Wing-gust encounters arising from flight over complex terrain or adverse weather are unavoidable and cause large lift transients that may result in structural damage due to extreme loads and or fatigue. Gust mitigation through control has the potential to extend the lifetime of air vehicles and wind turbines, although it is challenged by sensor noise, time delays, and low latency requirements. In this study, we report on the successful design and deployment of a closed-loop controller to regulate the lift coefficient of an airfoil equipped with an actuated trailing-edge flap against vortical gust disturbances. The approach is served by a feedforward-feedback control strategy and dedicated hardware.
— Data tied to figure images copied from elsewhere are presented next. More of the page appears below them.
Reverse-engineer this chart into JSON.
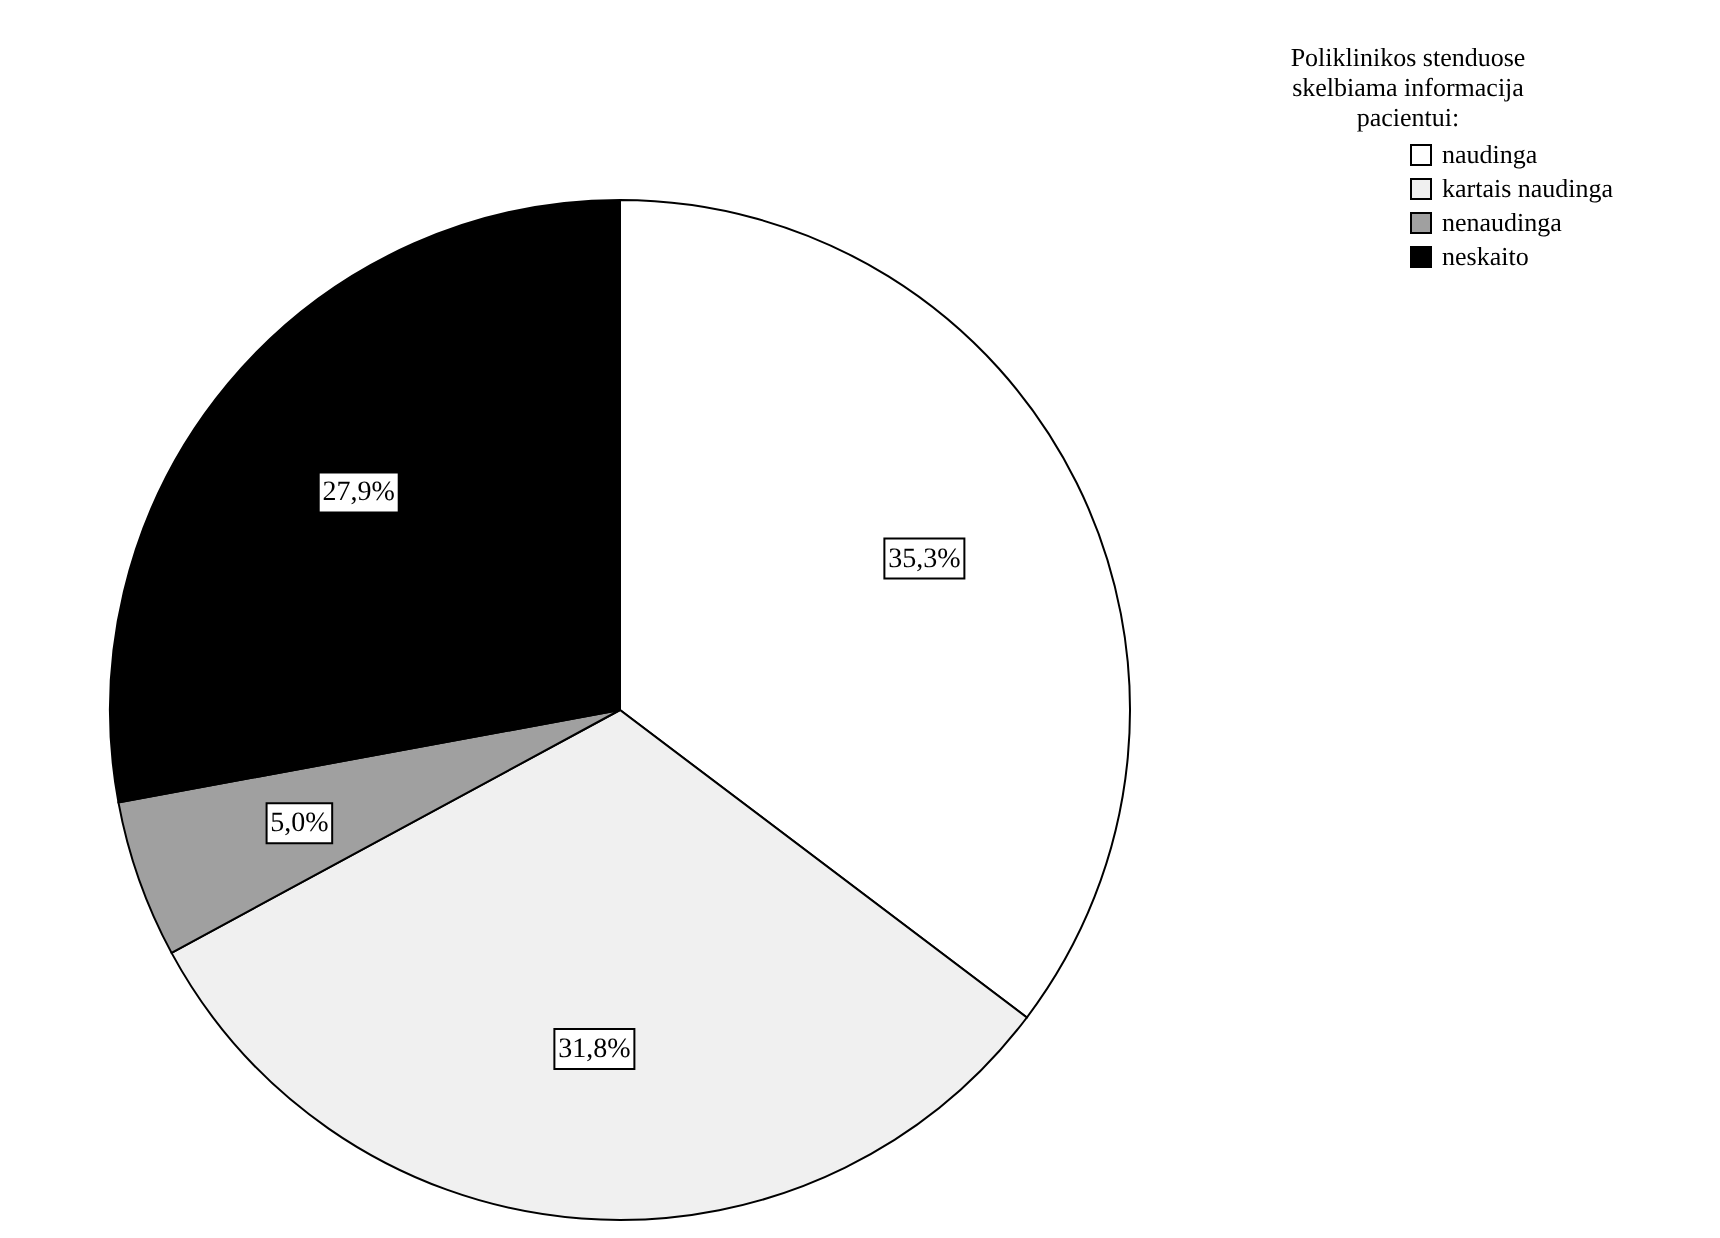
{
  "chart_data": {
    "type": "pie",
    "legend_title": "Poliklinikos stenduose\nskelbiama informacija\npacientui:",
    "categories": [
      "naudinga",
      "kartais naudinga",
      "nenaudinga",
      "neskaito"
    ],
    "values": [
      35.3,
      31.8,
      5.0,
      27.9
    ],
    "value_labels": [
      "35,3%",
      "31,8%",
      "5,0%",
      "27,9%"
    ],
    "colors": [
      "#ffffff",
      "#f0f0f0",
      "#a0a0a0",
      "#000000"
    ],
    "legend": "top right"
  }
}
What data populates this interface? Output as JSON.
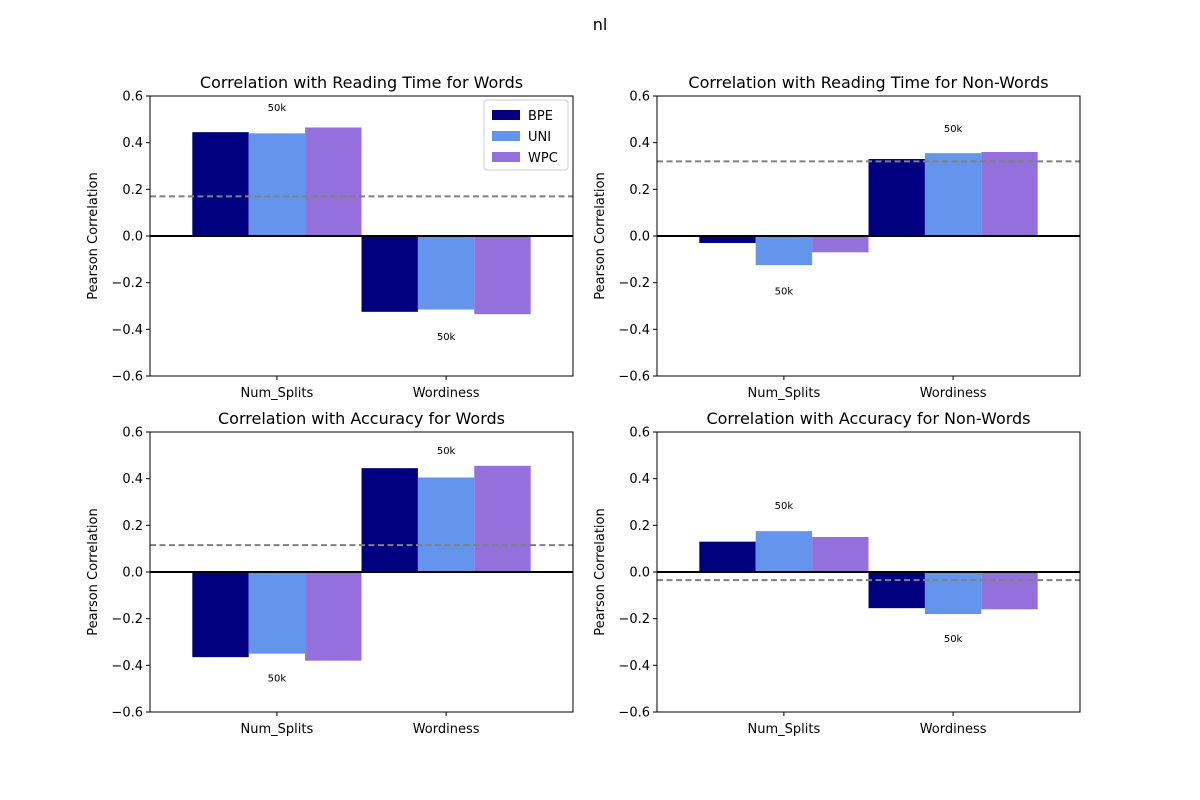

The control strategy relies on the characterization and modeling of the lift response to flap deflections and gust disturbances. In Part I of this series [Phys. Rev. Fluids 7, 024705 (2022)], we quantify and model the lift response to flap deflections. In this second part, we examine and model the gust disturbances on the airfoil lift and combine the models within the control architecture. Gust characterization reveals previously unknown synergy between concurrent gusts with opposite rotation direction, yielding large bursts of lift. The lift response model to gust disturbances is compared to Kussner's and validated against experimental results. The model-based feedforward loop detects the onset and magnitude of gust disturbances, which are generated upstream by a pitching airfoil, through a two-component X-wire located upstream of the DLR-F15 research airfoil. The combined controller proves to be effective for lift regulation during gust encounters, with feedforward rejecting large disturbances, and feedback attenuating high-frequency sensor noise and compensating for model uncertainty.